The fallout with the Performing Rights Society (PRS) For Music, which has 60,000 members, including songwriters such as Duffy and Kate Nash, reminded him of the demise of Napster, an early music-sharing web service “from the days when the internet really was free” that was successfully prosecuted by music labels and turned into a paid-for website. “It looks like the same is going to happen to YouTube,” said Carloss, a founder member of the paranormal club Birmingham Investigators of the Unknown. “Very sad, really.”
Google-owned YouTube, which shows the weird and wonderful alongside the latest and most-watched television clips, would argue that such reports of its demise are greatly exaggerated.
Yet behind its undeniable show of strength against the PRS is a central weakness common to many internet companies that have come from nowhere in the space of five years: they haven’t worked out how to cash in on their soaring popularity.

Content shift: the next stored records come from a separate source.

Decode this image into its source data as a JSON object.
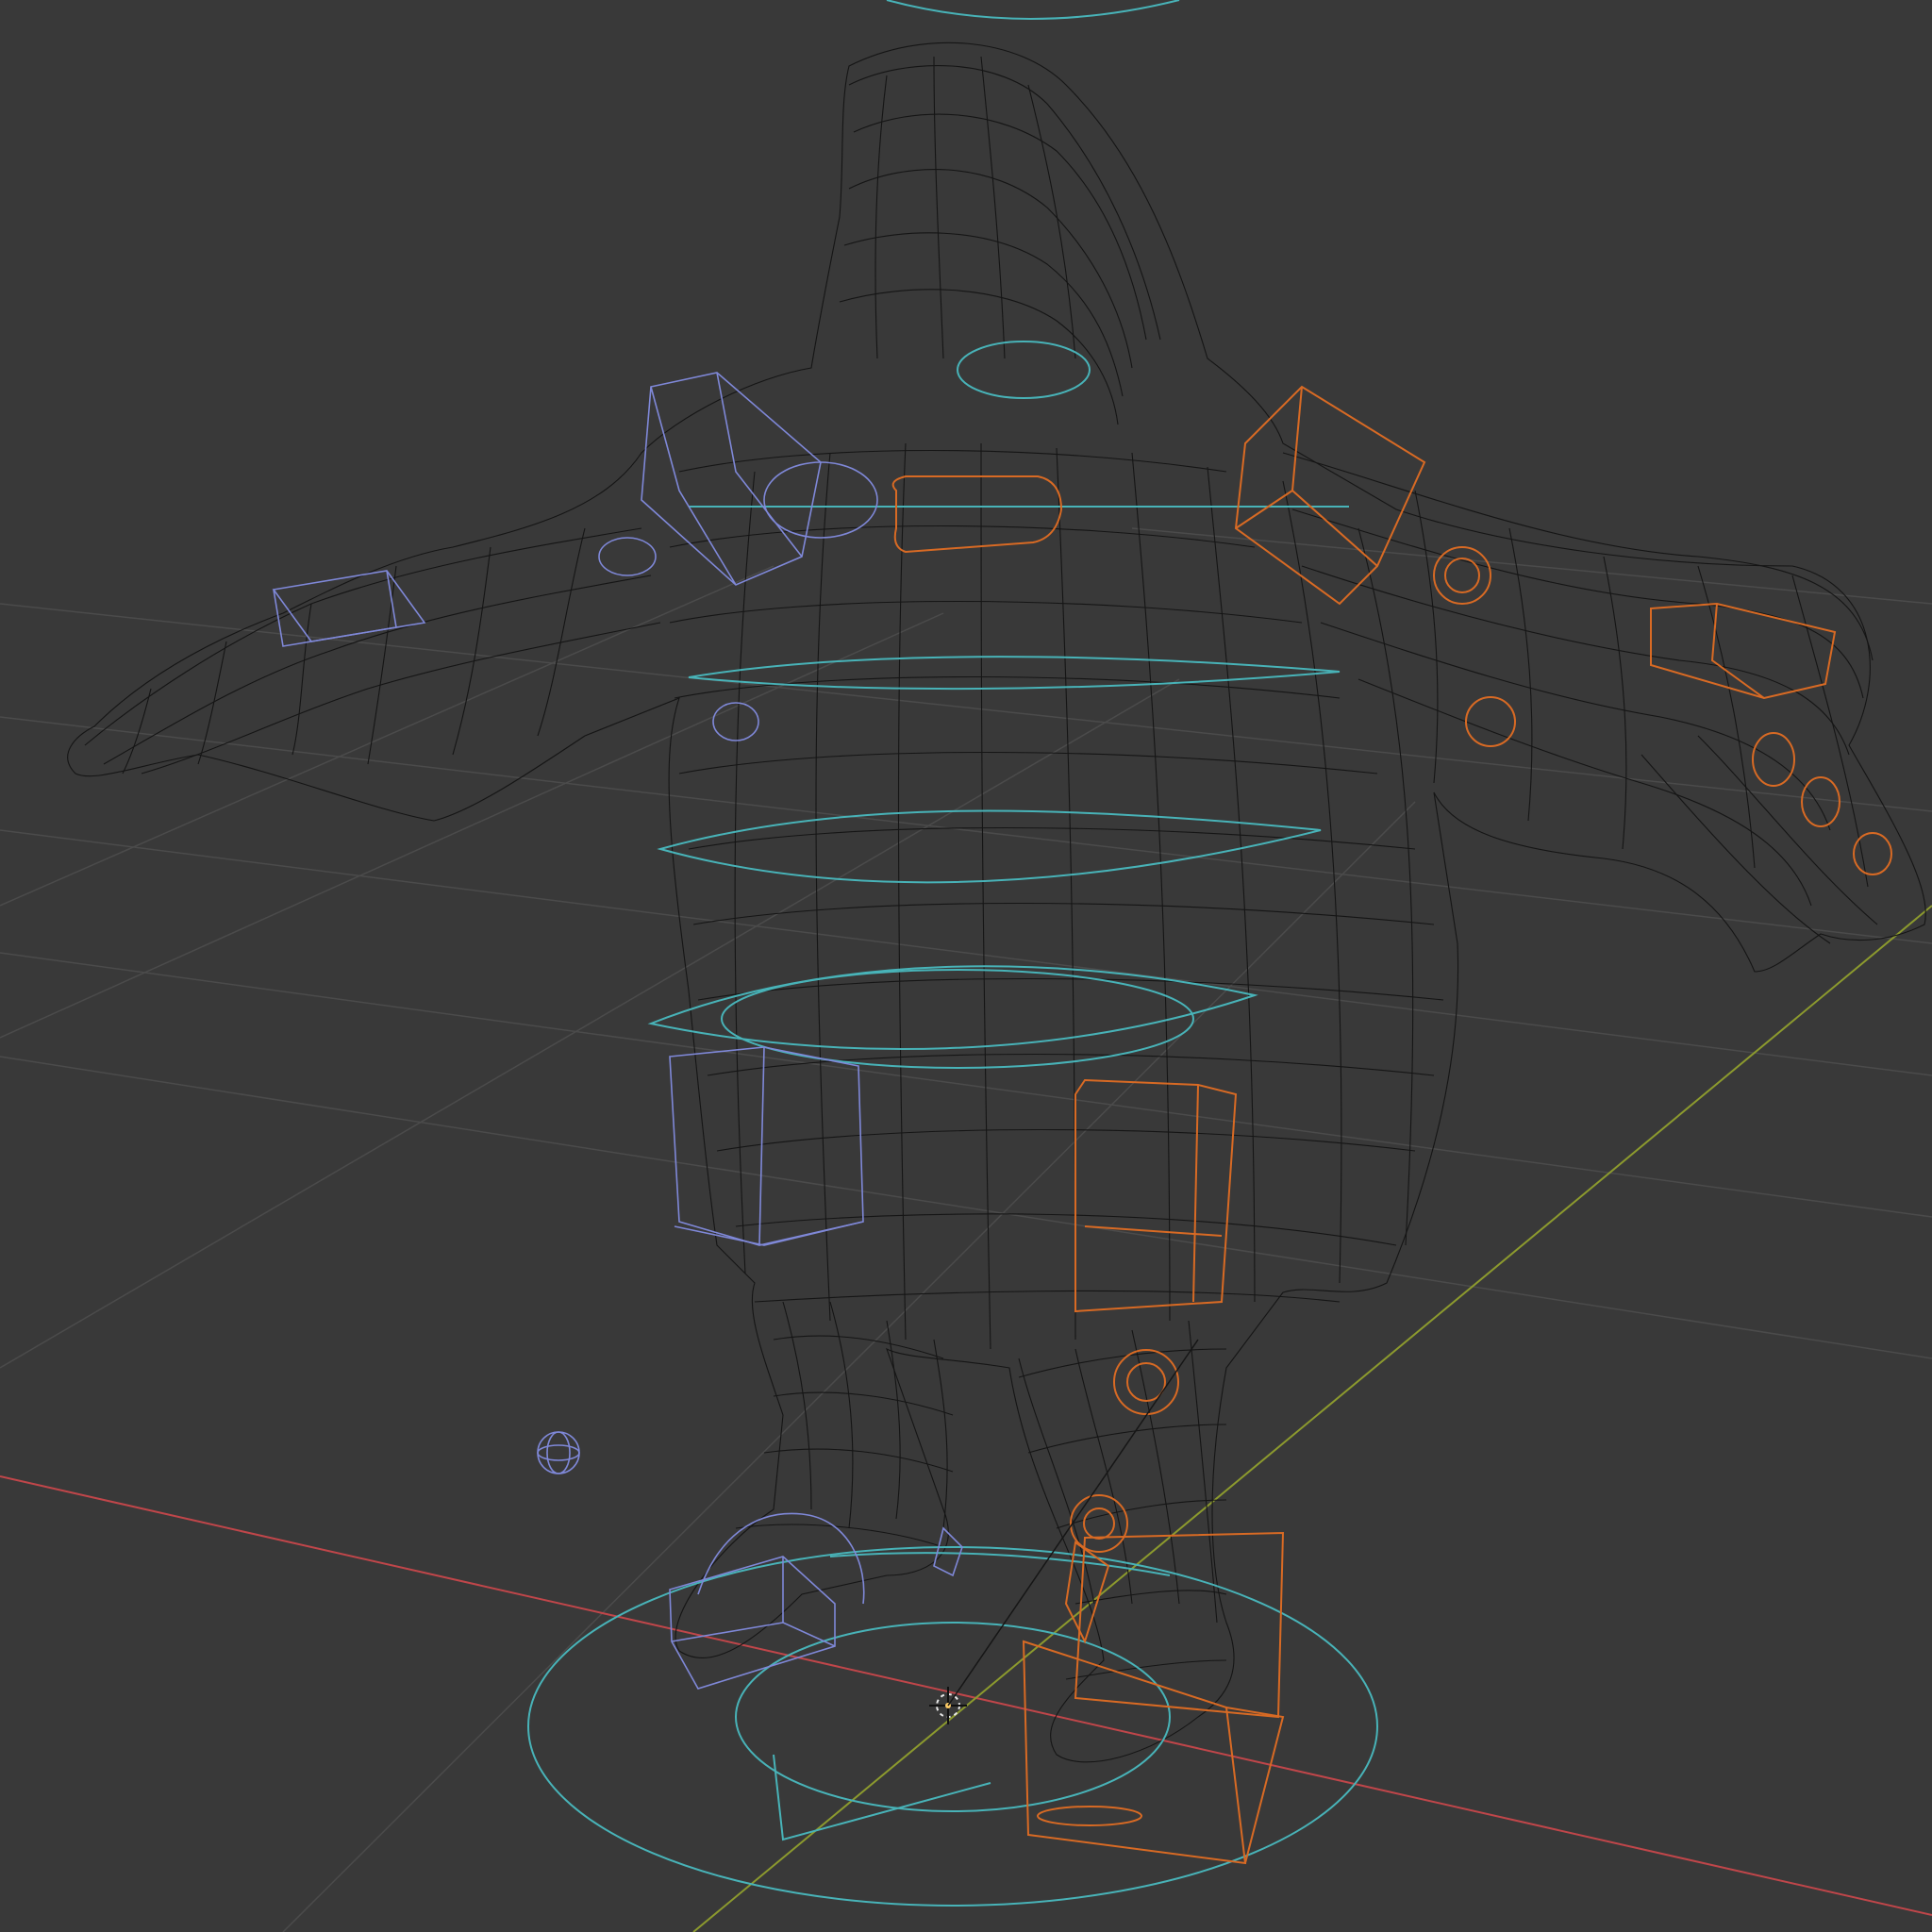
{
  "viewport": {
    "mode": "wireframe",
    "background": "#393939",
    "colors": {
      "grid": "#4b4b4b",
      "x_axis": "#c0464a",
      "y_axis": "#8c9a2e",
      "mesh_wire": "#151515",
      "controls_center": "#48b3b8",
      "controls_left": "#7f88d8",
      "controls_right": "#d86a24"
    }
  },
  "scene": {
    "objects": [
      {
        "name": "character-mesh",
        "icon": "wireframe-mesh"
      },
      {
        "name": "rig-controls-center",
        "icon": "circle-controls"
      },
      {
        "name": "rig-controls-left",
        "icon": "box-controls"
      },
      {
        "name": "rig-controls-right",
        "icon": "box-controls"
      },
      {
        "name": "3d-cursor",
        "icon": "crosshair"
      },
      {
        "name": "light-empty",
        "icon": "sphere-empty"
      }
    ]
  }
}
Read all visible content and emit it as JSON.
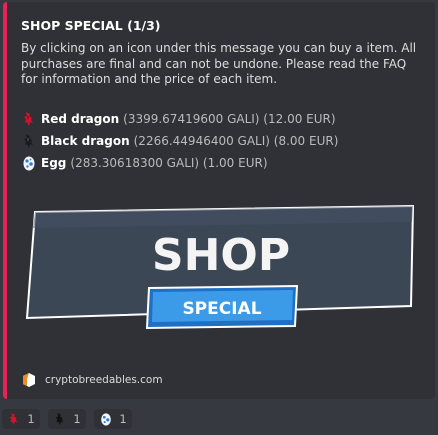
{
  "embed": {
    "accent_color": "#e6245a",
    "title": "SHOP SPECIAL (1/3)",
    "description": "By clicking on an icon under this message you can buy a item. All purchases are final and can not be undone. Please read the FAQ for information and the price of each item.",
    "items": [
      {
        "icon": "red-dragon-icon",
        "name": "Red dragon",
        "price": "(3399.67419600 GALI) (12.00 EUR)"
      },
      {
        "icon": "black-dragon-icon",
        "name": "Black dragon",
        "price": "(2266.44946400 GALI) (8.00 EUR)"
      },
      {
        "icon": "egg-icon",
        "name": "Egg",
        "price": "(283.30618300 GALI) (1.00 EUR)"
      }
    ],
    "image": {
      "line1": "SHOP",
      "line2": "SPECIAL"
    },
    "footer": {
      "icon": "cryptobreedables-logo-icon",
      "text": "cryptobreedables.com"
    }
  },
  "reactions": [
    {
      "icon": "red-dragon-icon",
      "count": "1"
    },
    {
      "icon": "black-dragon-icon",
      "count": "1"
    },
    {
      "icon": "egg-icon",
      "count": "1"
    }
  ]
}
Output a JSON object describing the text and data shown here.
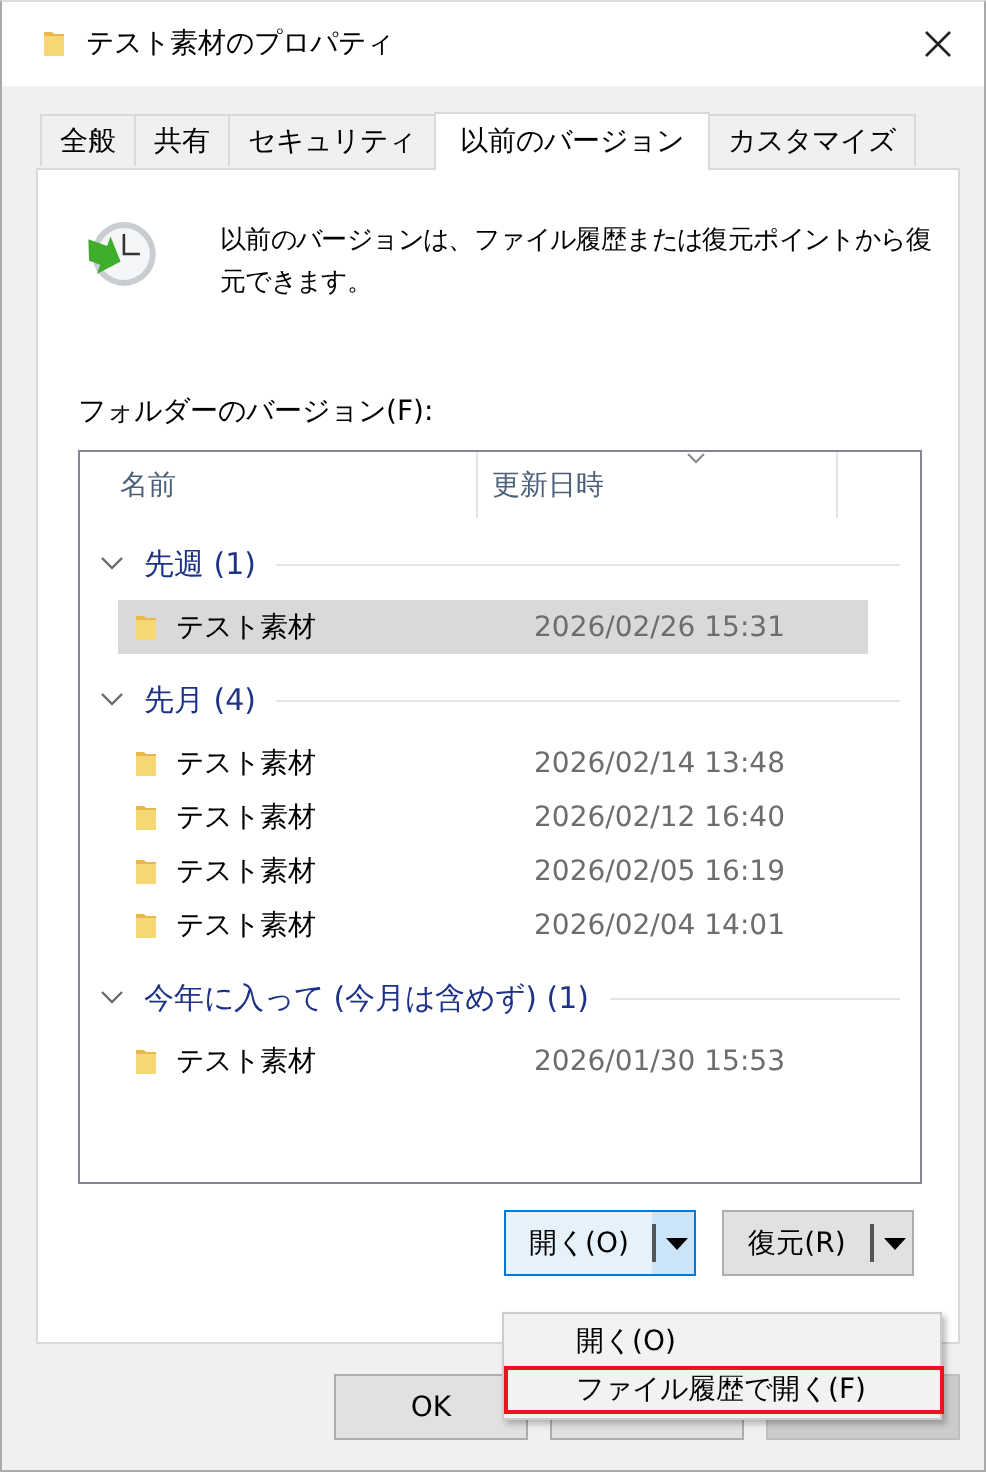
{
  "window": {
    "title": "テスト素材のプロパティ"
  },
  "tabs": [
    {
      "label": "全般",
      "selected": false
    },
    {
      "label": "共有",
      "selected": false
    },
    {
      "label": "セキュリティ",
      "selected": false
    },
    {
      "label": "以前のバージョン",
      "selected": true
    },
    {
      "label": "カスタマイズ",
      "selected": false
    }
  ],
  "description": "以前のバージョンは、ファイル履歴または復元ポイントから復元できます。",
  "list_label": "フォルダーのバージョン(F):",
  "columns": [
    "名前",
    "更新日時"
  ],
  "groups": [
    {
      "label": "先週 (1)",
      "expanded": true,
      "rows": [
        {
          "name": "テスト素材",
          "date": "2026/02/26 15:31",
          "selected": true
        }
      ]
    },
    {
      "label": "先月 (4)",
      "expanded": true,
      "rows": [
        {
          "name": "テスト素材",
          "date": "2026/02/14 13:48",
          "selected": false
        },
        {
          "name": "テスト素材",
          "date": "2026/02/12 16:40",
          "selected": false
        },
        {
          "name": "テスト素材",
          "date": "2026/02/05 16:19",
          "selected": false
        },
        {
          "name": "テスト素材",
          "date": "2026/02/04 14:01",
          "selected": false
        }
      ]
    },
    {
      "label": "今年に入って (今月は含めず) (1)",
      "expanded": true,
      "rows": [
        {
          "name": "テスト素材",
          "date": "2026/01/30 15:53",
          "selected": false
        }
      ]
    }
  ],
  "action_buttons": [
    {
      "label": "開く(O)",
      "focused": true
    },
    {
      "label": "復元(R)",
      "focused": false
    }
  ],
  "menu": [
    {
      "label": "開く(O)",
      "highlighted": false
    },
    {
      "label": "ファイル履歴で開く(F)",
      "highlighted": true
    }
  ],
  "dialog_buttons": [
    {
      "label": "OK",
      "disabled": false
    },
    {
      "disabled": false
    },
    {
      "disabled": true
    }
  ]
}
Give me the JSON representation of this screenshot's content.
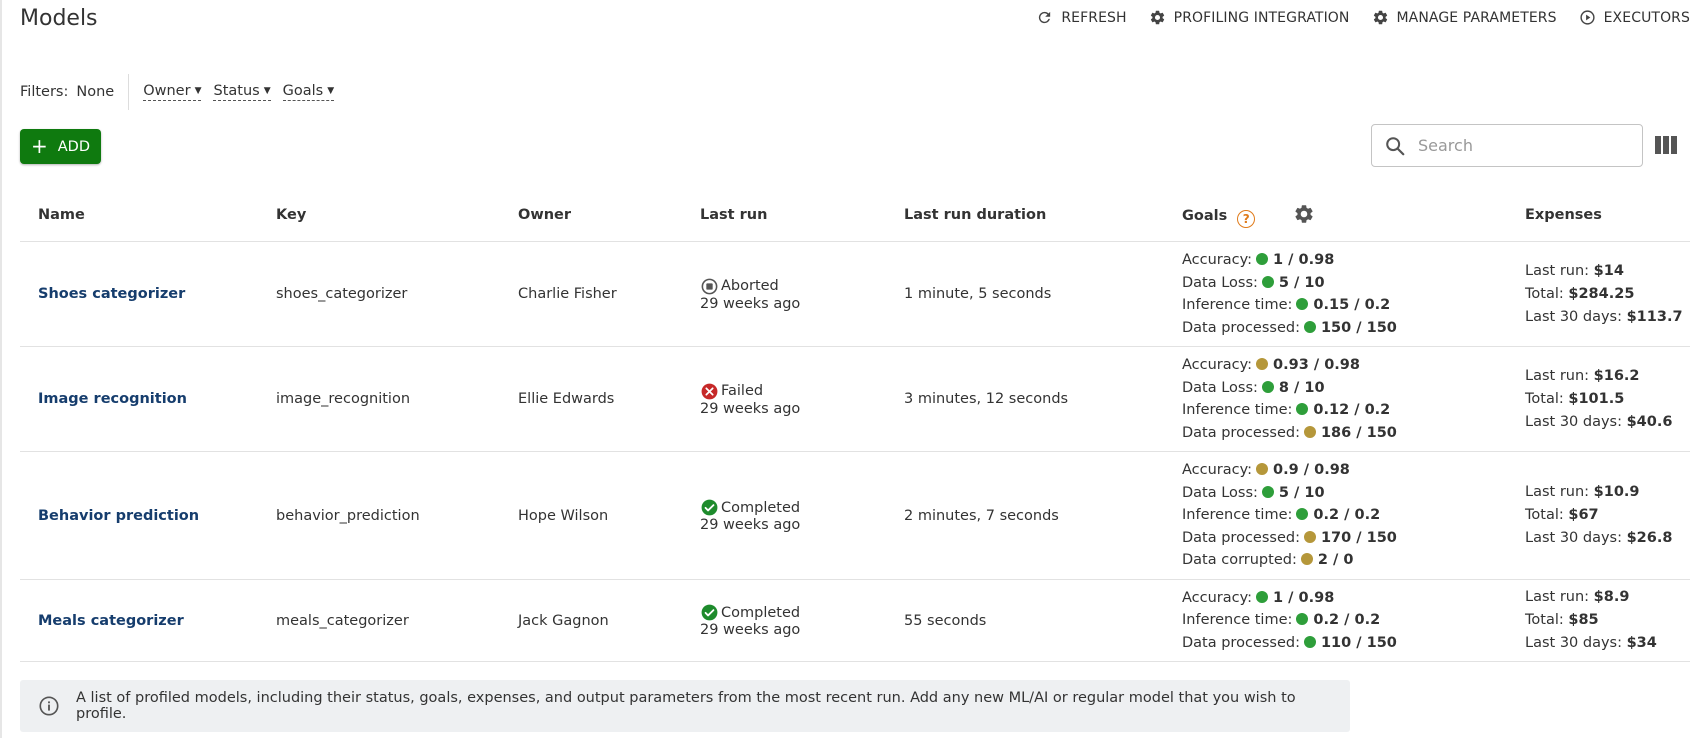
{
  "page": {
    "title": "Models"
  },
  "actions": [
    {
      "label": "REFRESH",
      "icon": "refresh-icon"
    },
    {
      "label": "PROFILING INTEGRATION",
      "icon": "gear-icon"
    },
    {
      "label": "MANAGE PARAMETERS",
      "icon": "gear-icon"
    },
    {
      "label": "EXECUTORS",
      "icon": "play-circle-icon"
    }
  ],
  "filters": {
    "label": "Filters:",
    "value": "None",
    "dropdowns": [
      "Owner",
      "Status",
      "Goals"
    ]
  },
  "add_button": {
    "label": "ADD"
  },
  "search": {
    "placeholder": "Search"
  },
  "table": {
    "headers": {
      "name": "Name",
      "key": "Key",
      "owner": "Owner",
      "last_run": "Last run",
      "duration": "Last run duration",
      "goals": "Goals",
      "expenses": "Expenses"
    },
    "rows": [
      {
        "name": "Shoes categorizer",
        "key": "shoes_categorizer",
        "owner": "Charlie Fisher",
        "status": "Aborted",
        "status_icon": "aborted-icon",
        "run_ago": "29 weeks ago",
        "duration": "1 minute, 5 seconds",
        "goals": [
          {
            "label": "Accuracy:",
            "value": "1 / 0.98",
            "color": "#2e9e3a"
          },
          {
            "label": "Data Loss:",
            "value": "5 / 10",
            "color": "#2e9e3a"
          },
          {
            "label": "Inference time:",
            "value": "0.15 / 0.2",
            "color": "#2e9e3a"
          },
          {
            "label": "Data processed:",
            "value": "150 / 150",
            "color": "#2e9e3a"
          }
        ],
        "expenses": {
          "last_run_label": "Last run:",
          "last_run": "$14",
          "total_label": "Total:",
          "total": "$284.25",
          "last30_label": "Last 30 days:",
          "last30": "$113.7"
        }
      },
      {
        "name": "Image recognition",
        "key": "image_recognition",
        "owner": "Ellie Edwards",
        "status": "Failed",
        "status_icon": "failed-icon",
        "run_ago": "29 weeks ago",
        "duration": "3 minutes, 12 seconds",
        "goals": [
          {
            "label": "Accuracy:",
            "value": "0.93 / 0.98",
            "color": "#b5973a"
          },
          {
            "label": "Data Loss:",
            "value": "8 / 10",
            "color": "#2e9e3a"
          },
          {
            "label": "Inference time:",
            "value": "0.12 / 0.2",
            "color": "#2e9e3a"
          },
          {
            "label": "Data processed:",
            "value": "186 / 150",
            "color": "#b5973a"
          }
        ],
        "expenses": {
          "last_run_label": "Last run:",
          "last_run": "$16.2",
          "total_label": "Total:",
          "total": "$101.5",
          "last30_label": "Last 30 days:",
          "last30": "$40.6"
        }
      },
      {
        "name": "Behavior prediction",
        "key": "behavior_prediction",
        "owner": "Hope Wilson",
        "status": "Completed",
        "status_icon": "completed-icon",
        "run_ago": "29 weeks ago",
        "duration": "2 minutes, 7 seconds",
        "goals": [
          {
            "label": "Accuracy:",
            "value": "0.9 / 0.98",
            "color": "#b5973a"
          },
          {
            "label": "Data Loss:",
            "value": "5 / 10",
            "color": "#2e9e3a"
          },
          {
            "label": "Inference time:",
            "value": "0.2 / 0.2",
            "color": "#2e9e3a"
          },
          {
            "label": "Data processed:",
            "value": "170 / 150",
            "color": "#b5973a"
          },
          {
            "label": "Data corrupted:",
            "value": "2 / 0",
            "color": "#b5973a"
          }
        ],
        "expenses": {
          "last_run_label": "Last run:",
          "last_run": "$10.9",
          "total_label": "Total:",
          "total": "$67",
          "last30_label": "Last 30 days:",
          "last30": "$26.8"
        }
      },
      {
        "name": "Meals categorizer",
        "key": "meals_categorizer",
        "owner": "Jack Gagnon",
        "status": "Completed",
        "status_icon": "completed-icon",
        "run_ago": "29 weeks ago",
        "duration": "55 seconds",
        "goals": [
          {
            "label": "Accuracy:",
            "value": "1 / 0.98",
            "color": "#2e9e3a"
          },
          {
            "label": "Inference time:",
            "value": "0.2 / 0.2",
            "color": "#2e9e3a"
          },
          {
            "label": "Data processed:",
            "value": "110 / 150",
            "color": "#2e9e3a"
          }
        ],
        "expenses": {
          "last_run_label": "Last run:",
          "last_run": "$8.9",
          "total_label": "Total:",
          "total": "$85",
          "last30_label": "Last 30 days:",
          "last30": "$34"
        }
      }
    ]
  },
  "info": {
    "text": "A list of profiled models, including their status, goals, expenses, and output parameters from the most recent run. Add any new ML/AI or regular model that you wish to profile."
  }
}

YouTube accounted for 73% of all the time the British spent on video websites last month — or 899m minutes. The BBC’s iPlayer, in contrast, held only 6% of viewing, according to Nielsen Online. So it was no surprise two years ago that the PRS was ecstatic to strike a deal that delivered a lump sum to its members for the licensing of their songs. That agreement, which delivered roughly £5m a year in royalties, expired at the end of 2008 and was in the process of being renegotiated.
The PRS argued that the flat fee was outdated and should be replaced with a minimum per-stream charge, citing a rise in music-video views from 75m in the first quarter to 300m in the fourth. “That is a massive, massive increase,” said PRS boss Steve Porter, who thinks PRS is being made an example of before Google cuts more deals around the world. “We think this a global play, not a UK one.”
UK Music, the umbrella organisation for the industry, thinks Google is being “cynical and exploitative”. YouTube is willing to pay more but not prepared to lose money on every video shown.
“Getting to the right decision is about finding the right model so everyone can make money,” said Nikesh Arora, Google’s European president. “I can’t show content if a deal isn’t in place.” However, the company also has its supporters, who think both sides must work together.
“Unless you do that, all you are proving is that you can’t make money from legal digital services,” said Steve Purdham, chief executive of online music service We7.
However, the plight of the PRS, which has come under fire for demanding broadcast fees from hairdressers and mechanics who let their customers listen to the radio, may win favour elsewhere from a core of media companies that are worried that their copyright is repeatedly infringed.
A class action is crawling through the American courts headed by the English Football Premier League and involving a long list of music publishers. Viacom, producer of MTV and South Park, has another case outstanding. Warner Music’s videos were withdrawn from YouTube in December. “Once they accept you have got to pay for everything on there, you could bankrupt them,” said Simon Levine, a senior media lawyer at DLA Piper.
Arora is more upbeat. “As people see more revenue coming out, some of those disputes will go away,” he said.